Interior designer Nissa-Lynn Parson shared on Facebook how her family's Christmas Day was "memorable to say the least" after her 12-year-old son used the magnifying glass he received as a present to try to light things on fire.
"Cayden asked for a magnifying glass for Christmas,” Parson said in a video posted to Facebook. “We thought, ‘Oh, he wants to magnify something.’ No, he wanted to see if he can make fire with it, and they did."
Cayden’s father, Justin Parson, told FOX4 that on Christmas morning when his son opened the magnifying glass he reacted with, "Yay, magnifying glass."
"The other son in the background, 'Yay, now we can light stuff on fire.' And we're like, oh dear,’” Justin Parson told the television station.
On a sunny Christmas Day, the 12-year-old and his two brothers went out to the driveway and burned a couple of holes in some newspaper. But after one of them dropped the now-burning paper, the blaze ended up spreading to the front yard of their home in the Dallas suburb of McKinney.
"Everything was under control until the boys came running into the house telling us that a corner of the lawn was on fire and the Christmas lights were melting!" Parson wrote. "Justin and I rushed outside to see the entire front lawn turning black!"

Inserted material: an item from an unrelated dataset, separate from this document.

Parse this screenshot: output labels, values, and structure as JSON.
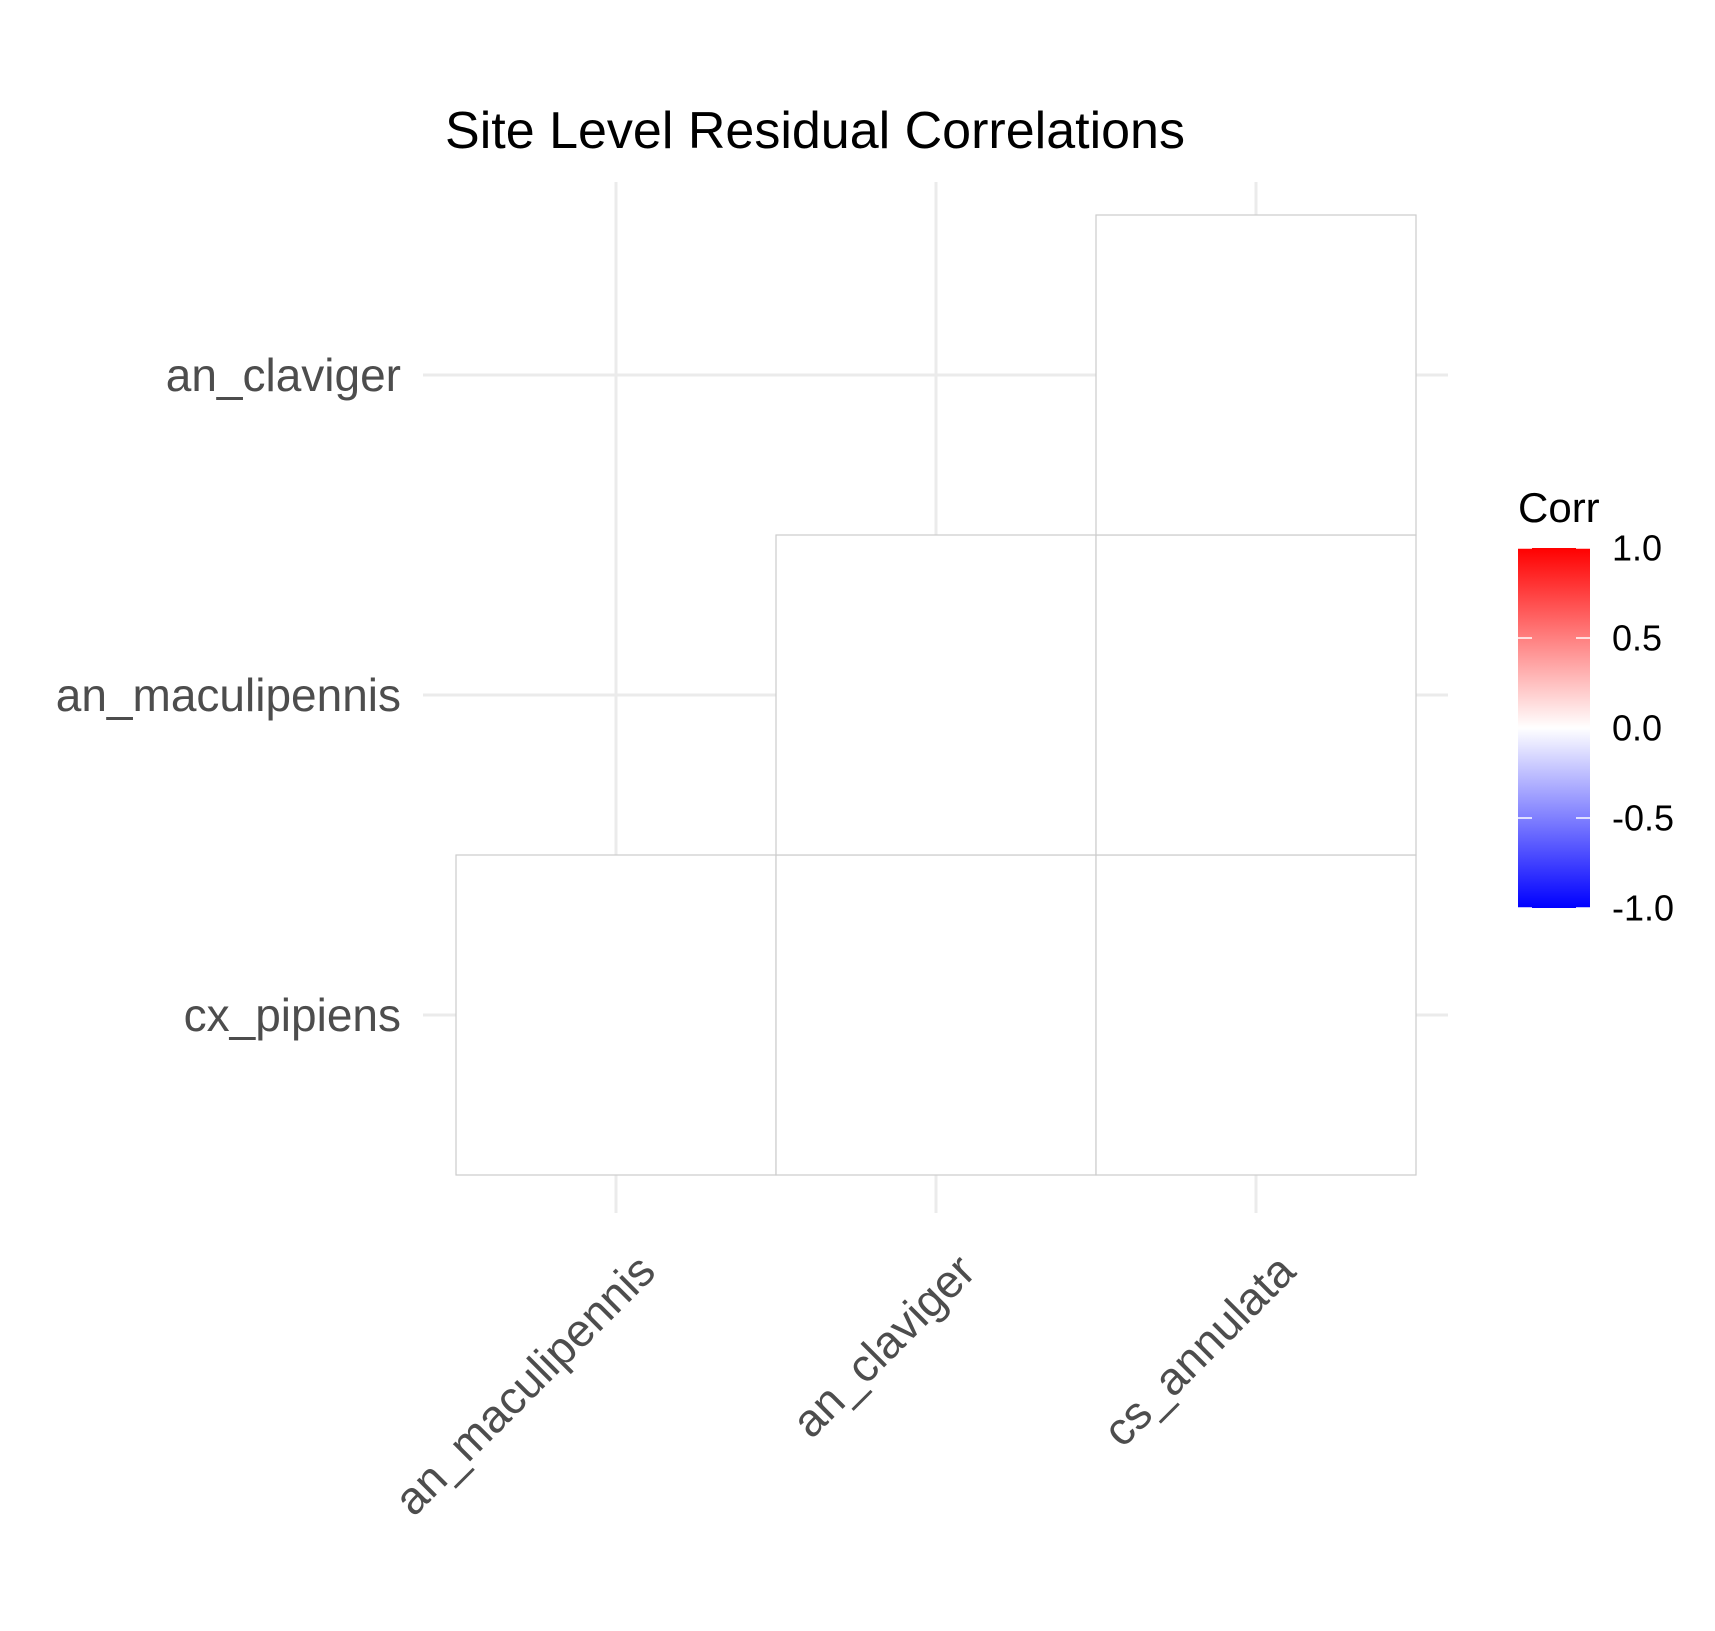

The fire quickly spread, generating a cloud of smoke within minutes that one of the couple's sons said was "as high as the tree."
Family members rushed to get buckets of water and blankets to smother the flames while also turning the sprinklers on to prevent the flames from spreading to their neighbor's home.
"What a sight to see - a bunch of people running around crazy trying to put a front lawn fire out while wearing matching Christmas jammies!" Parson wrote on Facebook.
The blaze ended up scorching the front yard of the family home, in addition to destroying some of the Christmas lights out front. The family, however, is grateful that no major damage or injuries resulted from the blaze.
Nissa-Lynn Parson said after the incident on Christmas Day, the magnifying glass is now going to be strictly used in non-flammable situations.
"No burning, like, it is in house. I want it like only for reading or words," she told FOX4, adding that her son now has some hard work of his own ahead
"They will definitely have yard work to do once spring comes," she said Saturday.
It appears that Cayden also learned a valuable lesson after the incident.
"I shouldn't start any more fires,” he told FOX4.